DESCRIPTION (provided by applicant): The long-term goal of this research project is to understand the enzymatic and motor properties of myosin III that allow it to play a critical role in sensory cells. Disruption of the myosin IIIA gene results in deafness in vertebrates as well as retinal degeneneration and phototransduction defects in invertebrates. Myosin III is an actin-based molecular motor that contains a conserved motor domain characteristic of the myosin superfamily, but also contains an N-terminal kinase domain. We propose that kinase activity is activated by phosphorylation of the kinase domain activation loop which stimulates autophosphorylation of loop 2 in the motor domain and results in downregulation of motor activity. Phosphatase activity returns the motor to its active state and inactivates the kinase domain. We will examine the enzymatic, motile, and structural properties of myosin IIIA constructs with the kinase domain activated/inactivated, as well motor domain activated/inactivated. Myosin IIIA is different from myosin IIIB in that it contains an actin-binding motif in its C-terminal tail. We propose that the additional actin binding site in the tail allows myosin IIIA to cross-link actin filaments, cooperatively activate the motor enzymatic cycle, and enhances its motile properties by increasing the overall affinity of myosin IIIA for actin. We will directly determine the role of the tail actin binding motif by examining the enzymatic, motile, and cross-linking properties of full length myosin IIIB and myosin IIIA, with and without a functional tail actin binding motif. We will also examine the structural basis for the interaction of the tail actin binding motif with actin filaments. The movement of myosin IIIA along actin bundles will be examined with single molecule motility assays. The biochemically characterized constructs will be examined in cultured HeLa/COS cells, photoreceptors, and inner ear hair cells to determine how the activity of myosin III mediates its cellular localization, actin dynamics, and in vivo motility. Overall, studying the enzymatic, motor, and regulatory properties of myosin IIIA and IIIB in vitro and in cell biology experiments will identify its physiological role in sensory cells. In addition, these studies well provide the basis for understanding how disruption of the myosin IIIA gene leads to deafness and retinal degeneration.
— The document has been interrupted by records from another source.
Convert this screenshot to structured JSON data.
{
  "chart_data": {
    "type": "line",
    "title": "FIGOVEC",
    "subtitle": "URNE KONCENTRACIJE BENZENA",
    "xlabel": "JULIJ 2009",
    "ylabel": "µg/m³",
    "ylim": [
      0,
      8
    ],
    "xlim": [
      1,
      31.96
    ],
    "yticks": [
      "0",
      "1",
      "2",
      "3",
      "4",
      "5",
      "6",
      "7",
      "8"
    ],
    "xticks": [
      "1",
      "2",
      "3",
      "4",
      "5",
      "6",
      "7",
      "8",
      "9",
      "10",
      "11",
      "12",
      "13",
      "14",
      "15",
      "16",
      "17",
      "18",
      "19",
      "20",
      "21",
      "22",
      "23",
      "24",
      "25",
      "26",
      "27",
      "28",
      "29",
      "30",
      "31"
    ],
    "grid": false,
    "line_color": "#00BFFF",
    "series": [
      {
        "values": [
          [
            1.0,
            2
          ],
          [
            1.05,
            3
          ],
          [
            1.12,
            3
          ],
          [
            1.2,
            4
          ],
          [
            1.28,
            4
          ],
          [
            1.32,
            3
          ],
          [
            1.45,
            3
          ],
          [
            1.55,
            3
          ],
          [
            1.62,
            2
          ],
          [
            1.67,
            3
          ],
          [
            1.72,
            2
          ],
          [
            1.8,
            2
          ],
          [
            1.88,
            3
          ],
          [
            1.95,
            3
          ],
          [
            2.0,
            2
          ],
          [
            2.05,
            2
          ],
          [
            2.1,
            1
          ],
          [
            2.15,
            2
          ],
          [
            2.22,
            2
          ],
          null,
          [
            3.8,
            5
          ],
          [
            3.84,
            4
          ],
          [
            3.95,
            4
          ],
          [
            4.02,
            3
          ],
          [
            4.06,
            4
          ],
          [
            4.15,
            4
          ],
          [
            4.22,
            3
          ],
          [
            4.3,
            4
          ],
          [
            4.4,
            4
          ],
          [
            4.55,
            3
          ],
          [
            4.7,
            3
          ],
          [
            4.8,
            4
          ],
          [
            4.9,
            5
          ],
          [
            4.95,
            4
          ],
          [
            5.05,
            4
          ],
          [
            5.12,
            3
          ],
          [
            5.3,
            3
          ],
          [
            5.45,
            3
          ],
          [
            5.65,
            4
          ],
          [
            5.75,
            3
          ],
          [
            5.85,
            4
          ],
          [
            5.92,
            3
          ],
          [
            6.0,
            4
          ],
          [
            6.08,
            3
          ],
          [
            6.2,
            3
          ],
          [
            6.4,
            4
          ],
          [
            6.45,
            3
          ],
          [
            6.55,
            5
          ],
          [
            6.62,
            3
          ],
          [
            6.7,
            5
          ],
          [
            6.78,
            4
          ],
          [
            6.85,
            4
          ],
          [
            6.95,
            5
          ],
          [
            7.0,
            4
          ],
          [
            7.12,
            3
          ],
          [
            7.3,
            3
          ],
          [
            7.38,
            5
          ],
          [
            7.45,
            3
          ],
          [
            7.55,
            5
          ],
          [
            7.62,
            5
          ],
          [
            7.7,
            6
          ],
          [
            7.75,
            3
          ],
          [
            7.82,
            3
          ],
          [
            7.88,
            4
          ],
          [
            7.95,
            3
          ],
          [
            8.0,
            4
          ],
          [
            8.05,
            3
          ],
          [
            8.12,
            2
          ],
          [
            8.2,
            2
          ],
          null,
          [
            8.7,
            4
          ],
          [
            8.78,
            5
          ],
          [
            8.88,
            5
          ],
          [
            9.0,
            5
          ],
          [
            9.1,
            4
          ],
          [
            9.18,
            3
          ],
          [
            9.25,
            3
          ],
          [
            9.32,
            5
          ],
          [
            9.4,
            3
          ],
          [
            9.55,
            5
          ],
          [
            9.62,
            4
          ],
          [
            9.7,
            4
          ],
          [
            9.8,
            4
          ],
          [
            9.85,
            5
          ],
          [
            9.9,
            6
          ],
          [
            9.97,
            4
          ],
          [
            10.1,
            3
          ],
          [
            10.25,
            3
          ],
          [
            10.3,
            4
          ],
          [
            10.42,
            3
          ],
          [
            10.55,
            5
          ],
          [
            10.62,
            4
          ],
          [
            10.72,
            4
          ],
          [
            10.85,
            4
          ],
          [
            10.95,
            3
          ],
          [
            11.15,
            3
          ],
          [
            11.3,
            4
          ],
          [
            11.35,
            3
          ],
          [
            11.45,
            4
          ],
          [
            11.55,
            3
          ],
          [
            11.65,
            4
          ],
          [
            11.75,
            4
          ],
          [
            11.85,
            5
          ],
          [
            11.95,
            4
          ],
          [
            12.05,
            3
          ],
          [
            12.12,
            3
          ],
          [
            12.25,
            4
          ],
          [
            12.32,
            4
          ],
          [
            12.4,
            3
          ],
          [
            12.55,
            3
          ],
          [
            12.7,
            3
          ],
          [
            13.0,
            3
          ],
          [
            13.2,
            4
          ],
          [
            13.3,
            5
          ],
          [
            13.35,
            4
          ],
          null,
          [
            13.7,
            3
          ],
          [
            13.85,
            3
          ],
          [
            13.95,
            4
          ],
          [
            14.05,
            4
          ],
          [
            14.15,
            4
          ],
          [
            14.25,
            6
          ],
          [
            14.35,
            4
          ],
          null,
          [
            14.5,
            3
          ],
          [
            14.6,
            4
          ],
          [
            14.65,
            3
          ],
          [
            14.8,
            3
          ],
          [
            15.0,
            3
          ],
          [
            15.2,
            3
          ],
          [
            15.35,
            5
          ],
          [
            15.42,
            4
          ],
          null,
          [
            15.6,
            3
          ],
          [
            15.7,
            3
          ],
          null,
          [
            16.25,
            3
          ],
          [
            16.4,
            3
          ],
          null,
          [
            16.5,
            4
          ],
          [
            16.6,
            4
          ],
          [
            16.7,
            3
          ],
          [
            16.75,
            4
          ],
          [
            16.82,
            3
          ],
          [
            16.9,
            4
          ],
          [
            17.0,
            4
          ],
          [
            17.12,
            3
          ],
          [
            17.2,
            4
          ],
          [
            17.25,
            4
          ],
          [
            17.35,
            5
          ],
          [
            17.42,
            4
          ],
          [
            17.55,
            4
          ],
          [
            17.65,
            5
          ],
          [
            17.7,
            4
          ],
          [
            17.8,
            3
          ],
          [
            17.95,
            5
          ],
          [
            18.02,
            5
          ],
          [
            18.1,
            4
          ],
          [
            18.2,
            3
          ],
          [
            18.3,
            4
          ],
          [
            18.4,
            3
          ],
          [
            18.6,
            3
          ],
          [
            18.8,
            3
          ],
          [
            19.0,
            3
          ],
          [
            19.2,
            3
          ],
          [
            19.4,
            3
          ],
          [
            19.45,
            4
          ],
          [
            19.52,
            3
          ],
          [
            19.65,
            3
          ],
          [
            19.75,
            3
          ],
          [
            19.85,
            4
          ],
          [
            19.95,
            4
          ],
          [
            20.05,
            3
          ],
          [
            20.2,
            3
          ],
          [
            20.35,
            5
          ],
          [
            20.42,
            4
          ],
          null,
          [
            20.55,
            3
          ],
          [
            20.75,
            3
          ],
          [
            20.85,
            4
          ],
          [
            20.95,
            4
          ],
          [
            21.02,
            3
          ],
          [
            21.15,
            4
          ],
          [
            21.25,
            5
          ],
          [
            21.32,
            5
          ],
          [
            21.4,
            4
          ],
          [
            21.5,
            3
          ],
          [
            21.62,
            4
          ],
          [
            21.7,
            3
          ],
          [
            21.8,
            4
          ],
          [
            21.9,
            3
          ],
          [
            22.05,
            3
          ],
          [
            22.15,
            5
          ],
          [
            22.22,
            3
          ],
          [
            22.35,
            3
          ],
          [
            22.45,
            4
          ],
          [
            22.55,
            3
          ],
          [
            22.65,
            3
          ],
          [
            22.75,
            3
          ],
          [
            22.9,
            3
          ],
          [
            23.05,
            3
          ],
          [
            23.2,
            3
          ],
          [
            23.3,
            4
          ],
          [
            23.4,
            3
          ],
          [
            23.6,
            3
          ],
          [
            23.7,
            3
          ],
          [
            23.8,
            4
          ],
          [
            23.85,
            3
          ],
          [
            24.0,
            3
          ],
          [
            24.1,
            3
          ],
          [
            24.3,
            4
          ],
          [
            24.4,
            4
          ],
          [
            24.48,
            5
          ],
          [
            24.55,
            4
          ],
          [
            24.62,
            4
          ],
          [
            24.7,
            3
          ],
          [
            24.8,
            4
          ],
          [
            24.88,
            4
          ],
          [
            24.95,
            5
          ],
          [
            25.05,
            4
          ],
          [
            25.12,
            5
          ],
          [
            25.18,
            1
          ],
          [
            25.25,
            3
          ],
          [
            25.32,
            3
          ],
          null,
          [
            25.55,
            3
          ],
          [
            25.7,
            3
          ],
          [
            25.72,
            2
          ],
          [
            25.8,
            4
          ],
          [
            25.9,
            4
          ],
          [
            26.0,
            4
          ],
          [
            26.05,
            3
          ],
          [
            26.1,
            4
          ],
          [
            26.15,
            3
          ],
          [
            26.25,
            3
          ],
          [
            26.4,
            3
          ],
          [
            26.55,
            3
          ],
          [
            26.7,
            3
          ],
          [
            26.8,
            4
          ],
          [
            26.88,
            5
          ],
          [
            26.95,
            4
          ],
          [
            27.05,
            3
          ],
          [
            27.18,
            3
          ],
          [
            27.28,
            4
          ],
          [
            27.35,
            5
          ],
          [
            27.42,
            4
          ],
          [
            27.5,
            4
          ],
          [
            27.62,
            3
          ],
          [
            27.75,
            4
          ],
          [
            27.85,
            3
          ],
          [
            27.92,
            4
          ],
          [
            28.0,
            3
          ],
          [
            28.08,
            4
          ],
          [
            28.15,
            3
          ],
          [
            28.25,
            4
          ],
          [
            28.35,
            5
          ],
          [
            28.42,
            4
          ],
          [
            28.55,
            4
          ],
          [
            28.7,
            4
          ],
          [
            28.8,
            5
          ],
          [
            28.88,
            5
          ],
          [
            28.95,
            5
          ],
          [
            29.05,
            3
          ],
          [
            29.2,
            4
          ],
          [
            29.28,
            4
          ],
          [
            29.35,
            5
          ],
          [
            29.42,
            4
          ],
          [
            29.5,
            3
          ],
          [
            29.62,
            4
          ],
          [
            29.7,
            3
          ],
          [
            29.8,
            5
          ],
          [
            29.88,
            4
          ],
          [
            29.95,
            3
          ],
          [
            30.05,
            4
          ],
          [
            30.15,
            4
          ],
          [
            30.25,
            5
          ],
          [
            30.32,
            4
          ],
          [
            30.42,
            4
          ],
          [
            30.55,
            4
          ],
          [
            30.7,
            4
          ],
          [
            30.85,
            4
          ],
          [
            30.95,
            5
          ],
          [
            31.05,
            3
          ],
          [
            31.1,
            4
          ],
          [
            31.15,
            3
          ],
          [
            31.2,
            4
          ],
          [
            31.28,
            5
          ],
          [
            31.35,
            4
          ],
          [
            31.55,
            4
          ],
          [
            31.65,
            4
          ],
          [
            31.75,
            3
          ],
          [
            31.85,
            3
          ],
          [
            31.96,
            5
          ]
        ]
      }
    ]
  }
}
描述（由申请人提供）：本研究项目的长期目标是了解肌球蛋白III的酶和运动特性，使其在感觉细胞中发挥关键作用。肌球蛋白IIIA基因的破坏导致脊椎动物耳聋以及无脊椎动物视网膜变性和光转导缺陷。肌球蛋白III是一种基于肌动蛋白的分子马达，包含肌球蛋白超家族特有的保守马达结构域，但也包含N-末端激酶结构域。我们提出激酶活性是通过激酶结构域激活环的磷酸化激活的，其刺激马达结构域中的环2的自磷酸化并导致马达活性下调。磷酸酶活性使马达返回其活性状态并使激酶结构域失活。我们将研究肌球蛋白IIIA结构的酶，运动和结构特性与激酶结构域激活/失活，以及电机结构域激活/失活。肌球蛋白IIIA与肌球蛋白IIIB不同之处在于其C-末端尾部含有肌动蛋白结合基序。我们建议，额外的肌动蛋白结合位点的尾巴允许肌球蛋白IIIA交联肌动蛋白丝，协同激活电机酶循环，并通过增加肌球蛋白IIIA的肌动蛋白的整体亲和力，提高其能动性。我们将直接确定尾部肌动蛋白结合基序的作用，通过检查全长肌球蛋白IIIB和肌球蛋白IIIA的酶，运动和交联特性，有和没有一个功能性的尾部肌动蛋白结合基序。我们还将研究尾部肌动蛋白结合基序与肌动蛋白丝相互作用的结构基础。肌球蛋白IIIA沿着肌动蛋白束的运动将采用单分子运动试验进行检查。将在培养的HeLa/COS细胞，光感受器和内耳毛细胞中检查生物化学表征的构建体，以确定肌球蛋白III的活性如何介导其细胞定位，肌动蛋白动力学和体内运动性。总的来说，研究肌球蛋白IIIA和IIIB在体外和细胞生物学实验中的酶促，运动和调节特性将确定其在感觉细胞中的生理作用。此外，这些研究为理解肌球蛋白IIIA基因的破坏如何导致耳聋和视网膜变性提供了基础。